The available data will include much more than simply the city’s geometry. Video, still imagery, hyperspectral bands, and electrical resistivity will also be provided for the entirety of New York’s 305 square miles. The data will be made freely available for viewing and downloading for non-commercial use to researchers, students, teachers, government agencies, and the general public.

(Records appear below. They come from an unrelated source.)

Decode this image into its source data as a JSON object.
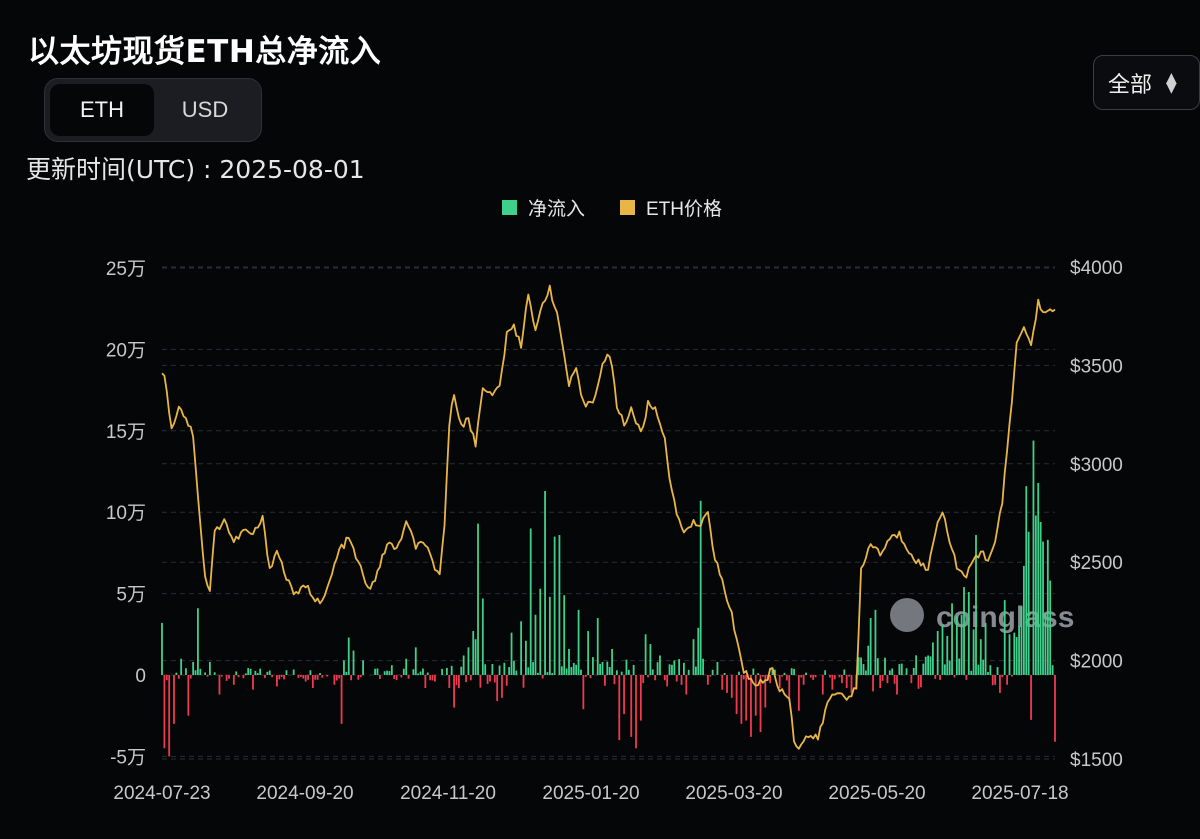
{
  "title": "以太坊现货ETH总净流入",
  "unit_toggle": {
    "options": [
      "ETH",
      "USD"
    ],
    "selected": "ETH"
  },
  "update_time": "更新时间(UTC) : 2025-08-01",
  "range_select": {
    "value": "全部",
    "icon": "chevron-up-down-icon"
  },
  "watermark": "coinglass",
  "colors": {
    "inflow": "#3fd18b",
    "outflow": "#ef3b4f",
    "price": "#e8b646",
    "background": "#050608"
  },
  "chart_data": {
    "type": "bar+line",
    "legend": [
      {
        "name": "净流入",
        "color": "#3fd18b"
      },
      {
        "name": "ETH价格",
        "color": "#e8b646"
      }
    ],
    "legend_position": "top-center",
    "grid": true,
    "x_tick_labels": [
      "2024-07-23",
      "2024-09-20",
      "2024-11-20",
      "2025-01-20",
      "2025-03-20",
      "2025-05-20",
      "2025-07-18"
    ],
    "y_left": {
      "min": -55000,
      "max": 250000,
      "ticks": [
        {
          "value": 250000,
          "label": "25万"
        },
        {
          "value": 200000,
          "label": "20万"
        },
        {
          "value": 150000,
          "label": "15万"
        },
        {
          "value": 100000,
          "label": "10万"
        },
        {
          "value": 50000,
          "label": "5万"
        },
        {
          "value": 0,
          "label": "0"
        },
        {
          "value": -50000,
          "label": "-5万"
        }
      ]
    },
    "y_right": {
      "min": 1480,
      "max": 4000,
      "ticks": [
        {
          "value": 4000,
          "label": "$4000"
        },
        {
          "value": 3500,
          "label": "$3500"
        },
        {
          "value": 3000,
          "label": "$3000"
        },
        {
          "value": 2500,
          "label": "$2500"
        },
        {
          "value": 2000,
          "label": "$2000"
        },
        {
          "value": 1500,
          "label": "$1500"
        }
      ]
    },
    "price_keypoints": [
      [
        0,
        3480
      ],
      [
        2,
        3380
      ],
      [
        4,
        3170
      ],
      [
        7,
        3300
      ],
      [
        10,
        3230
      ],
      [
        13,
        3150
      ],
      [
        16,
        2700
      ],
      [
        18,
        2420
      ],
      [
        20,
        2360
      ],
      [
        22,
        2650
      ],
      [
        26,
        2720
      ],
      [
        30,
        2600
      ],
      [
        34,
        2660
      ],
      [
        38,
        2640
      ],
      [
        42,
        2720
      ],
      [
        45,
        2470
      ],
      [
        48,
        2560
      ],
      [
        52,
        2420
      ],
      [
        56,
        2330
      ],
      [
        60,
        2380
      ],
      [
        64,
        2320
      ],
      [
        67,
        2290
      ],
      [
        70,
        2400
      ],
      [
        74,
        2560
      ],
      [
        78,
        2620
      ],
      [
        82,
        2500
      ],
      [
        86,
        2360
      ],
      [
        90,
        2440
      ],
      [
        94,
        2600
      ],
      [
        98,
        2560
      ],
      [
        102,
        2700
      ],
      [
        106,
        2580
      ],
      [
        110,
        2600
      ],
      [
        114,
        2450
      ],
      [
        116,
        2430
      ],
      [
        118,
        2700
      ],
      [
        120,
        3200
      ],
      [
        122,
        3360
      ],
      [
        125,
        3200
      ],
      [
        128,
        3220
      ],
      [
        131,
        3100
      ],
      [
        134,
        3400
      ],
      [
        138,
        3340
      ],
      [
        141,
        3400
      ],
      [
        144,
        3650
      ],
      [
        147,
        3700
      ],
      [
        150,
        3600
      ],
      [
        153,
        3880
      ],
      [
        156,
        3660
      ],
      [
        159,
        3820
      ],
      [
        162,
        3900
      ],
      [
        166,
        3700
      ],
      [
        170,
        3400
      ],
      [
        173,
        3470
      ],
      [
        176,
        3300
      ],
      [
        180,
        3320
      ],
      [
        184,
        3500
      ],
      [
        187,
        3560
      ],
      [
        190,
        3300
      ],
      [
        193,
        3200
      ],
      [
        196,
        3280
      ],
      [
        200,
        3150
      ],
      [
        203,
        3300
      ],
      [
        206,
        3280
      ],
      [
        210,
        3130
      ],
      [
        213,
        2850
      ],
      [
        216,
        2700
      ],
      [
        219,
        2650
      ],
      [
        222,
        2720
      ],
      [
        225,
        2680
      ],
      [
        228,
        2750
      ],
      [
        231,
        2520
      ],
      [
        234,
        2400
      ],
      [
        237,
        2280
      ],
      [
        240,
        2120
      ],
      [
        243,
        1950
      ],
      [
        246,
        1900
      ],
      [
        249,
        1880
      ],
      [
        252,
        1900
      ],
      [
        255,
        1960
      ],
      [
        258,
        1850
      ],
      [
        262,
        1820
      ],
      [
        264,
        1600
      ],
      [
        266,
        1560
      ],
      [
        270,
        1620
      ],
      [
        274,
        1600
      ],
      [
        278,
        1790
      ],
      [
        282,
        1840
      ],
      [
        286,
        1820
      ],
      [
        290,
        1850
      ],
      [
        292,
        2450
      ],
      [
        296,
        2600
      ],
      [
        300,
        2540
      ],
      [
        304,
        2620
      ],
      [
        308,
        2640
      ],
      [
        312,
        2560
      ],
      [
        316,
        2500
      ],
      [
        320,
        2460
      ],
      [
        324,
        2720
      ],
      [
        326,
        2760
      ],
      [
        330,
        2560
      ],
      [
        333,
        2450
      ],
      [
        336,
        2420
      ],
      [
        339,
        2520
      ],
      [
        342,
        2550
      ],
      [
        345,
        2520
      ],
      [
        348,
        2600
      ],
      [
        351,
        2800
      ],
      [
        354,
        3200
      ],
      [
        357,
        3600
      ],
      [
        360,
        3700
      ],
      [
        363,
        3600
      ],
      [
        366,
        3820
      ],
      [
        369,
        3770
      ],
      [
        372,
        3770
      ]
    ],
    "bar_spikes": [
      [
        0,
        32000
      ],
      [
        1,
        -45000
      ],
      [
        3,
        -50000
      ],
      [
        5,
        -30000
      ],
      [
        8,
        10000
      ],
      [
        11,
        -25000
      ],
      [
        13,
        8000
      ],
      [
        15,
        41000
      ],
      [
        20,
        8000
      ],
      [
        24,
        -12000
      ],
      [
        30,
        -6000
      ],
      [
        38,
        -9000
      ],
      [
        48,
        -7000
      ],
      [
        60,
        -4000
      ],
      [
        63,
        -8000
      ],
      [
        72,
        -6000
      ],
      [
        75,
        -30000
      ],
      [
        76,
        9000
      ],
      [
        78,
        23000
      ],
      [
        80,
        15000
      ],
      [
        84,
        9000
      ],
      [
        90,
        4000
      ],
      [
        96,
        6000
      ],
      [
        102,
        10000
      ],
      [
        106,
        17000
      ],
      [
        110,
        -8000
      ],
      [
        114,
        -4000
      ],
      [
        120,
        -8000
      ],
      [
        122,
        -20000
      ],
      [
        126,
        12000
      ],
      [
        128,
        17000
      ],
      [
        130,
        27000
      ],
      [
        131,
        22000
      ],
      [
        132,
        93000
      ],
      [
        134,
        47000
      ],
      [
        137,
        -4000
      ],
      [
        140,
        -16000
      ],
      [
        142,
        -14000
      ],
      [
        146,
        26000
      ],
      [
        150,
        33000
      ],
      [
        152,
        21000
      ],
      [
        154,
        90000
      ],
      [
        156,
        37000
      ],
      [
        158,
        53000
      ],
      [
        160,
        113000
      ],
      [
        162,
        48000
      ],
      [
        164,
        85000
      ],
      [
        166,
        86000
      ],
      [
        168,
        49000
      ],
      [
        170,
        16000
      ],
      [
        174,
        40000
      ],
      [
        176,
        -21000
      ],
      [
        178,
        27000
      ],
      [
        180,
        11000
      ],
      [
        182,
        35000
      ],
      [
        184,
        8000
      ],
      [
        188,
        16000
      ],
      [
        191,
        -40000
      ],
      [
        193,
        -24000
      ],
      [
        196,
        -38000
      ],
      [
        198,
        -45000
      ],
      [
        200,
        -28000
      ],
      [
        202,
        25000
      ],
      [
        204,
        19000
      ],
      [
        208,
        12000
      ],
      [
        211,
        -7000
      ],
      [
        214,
        9000
      ],
      [
        219,
        -12000
      ],
      [
        222,
        22000
      ],
      [
        224,
        29000
      ],
      [
        225,
        107000
      ],
      [
        226,
        10000
      ],
      [
        228,
        -6000
      ],
      [
        232,
        8000
      ],
      [
        234,
        -9000
      ],
      [
        236,
        -11000
      ],
      [
        238,
        -14000
      ],
      [
        240,
        -24000
      ],
      [
        242,
        -30000
      ],
      [
        244,
        -28000
      ],
      [
        246,
        -38000
      ],
      [
        248,
        -25000
      ],
      [
        250,
        -35000
      ],
      [
        252,
        -20000
      ],
      [
        254,
        -5000
      ],
      [
        258,
        -8000
      ],
      [
        262,
        -16000
      ],
      [
        266,
        -22000
      ],
      [
        268,
        -6000
      ],
      [
        272,
        -3000
      ],
      [
        276,
        -12000
      ],
      [
        280,
        -9000
      ],
      [
        284,
        -5000
      ],
      [
        286,
        -8000
      ],
      [
        288,
        -11000
      ],
      [
        290,
        -9000
      ],
      [
        291,
        11000
      ],
      [
        295,
        18000
      ],
      [
        296,
        35000
      ],
      [
        298,
        40000
      ],
      [
        300,
        -8000
      ],
      [
        303,
        -5000
      ],
      [
        305,
        4000
      ],
      [
        307,
        -12000
      ],
      [
        309,
        7000
      ],
      [
        313,
        -5000
      ],
      [
        318,
        7000
      ],
      [
        320,
        12000
      ],
      [
        322,
        20000
      ],
      [
        324,
        27000
      ],
      [
        326,
        31000
      ],
      [
        328,
        24000
      ],
      [
        330,
        44000
      ],
      [
        332,
        36000
      ],
      [
        334,
        37000
      ],
      [
        335,
        54000
      ],
      [
        337,
        51000
      ],
      [
        339,
        28000
      ],
      [
        340,
        86000
      ],
      [
        342,
        22000
      ],
      [
        344,
        32000
      ],
      [
        346,
        6000
      ],
      [
        348,
        -6000
      ],
      [
        350,
        -11000
      ],
      [
        352,
        46000
      ],
      [
        354,
        25000
      ],
      [
        356,
        26000
      ],
      [
        358,
        30000
      ],
      [
        359,
        42000
      ],
      [
        360,
        67000
      ],
      [
        361,
        116000
      ],
      [
        362,
        88000
      ],
      [
        364,
        144000
      ],
      [
        365,
        98000
      ],
      [
        366,
        118000
      ],
      [
        367,
        94000
      ],
      [
        368,
        82000
      ],
      [
        369,
        38000
      ],
      [
        370,
        83000
      ],
      [
        371,
        58000
      ],
      [
        372,
        6000
      ],
      [
        373,
        -41000
      ]
    ]
  }
}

Beyond it being a visually compelling memorial to New York’s quadri-centenary, the data and its derived model will create a platform in which to harness the current and emerging generation of data for a wide range of uses. A sampling of those uses are listed below.
SECTOR | USES |
Architecture | Historic Preservation |
Botany | Park Maintenance |
Business Development | Virtual Tourism |
Computing | Gaming |
Disaster Management | Risk Mitigation |
Energy | Utility Line Management |
Environmental Engineering | Wind Modeling |
Film | Location Scouting |
Forestry | City Plantings |
Geography | Education |
Gerontology | Handicap Accessibility |
Government | City-scale BIM |
Government | Infrastructure Monitoring |
History | Demographics |
Insurance | Risk Analysis |
Public Health | Epidemiology |
Public Safety | Anti-terrorism |
Real Estate | Site Development |
Transportation | Auto-navigation |
Urban Planning | Right to Light |
Recreation | Orienteering |
The proposed project is unique in its offering with respect to data quality, data coverage, and data usefulness. The usefulness of the data stems from the fact that is will be more than an order of magnitude denser than what is currently available, will be comprehensive in its coverage, and will be made available in a way that is readily accessible to both novice and expert users. These major advancements in both data quality and accessibility will encourage and enable the participation of sectors currently excluded from the realm of remote sensing data usage. For example one will be able to rapidly evaluate obstacles at the sidewalk level to wheelchair access.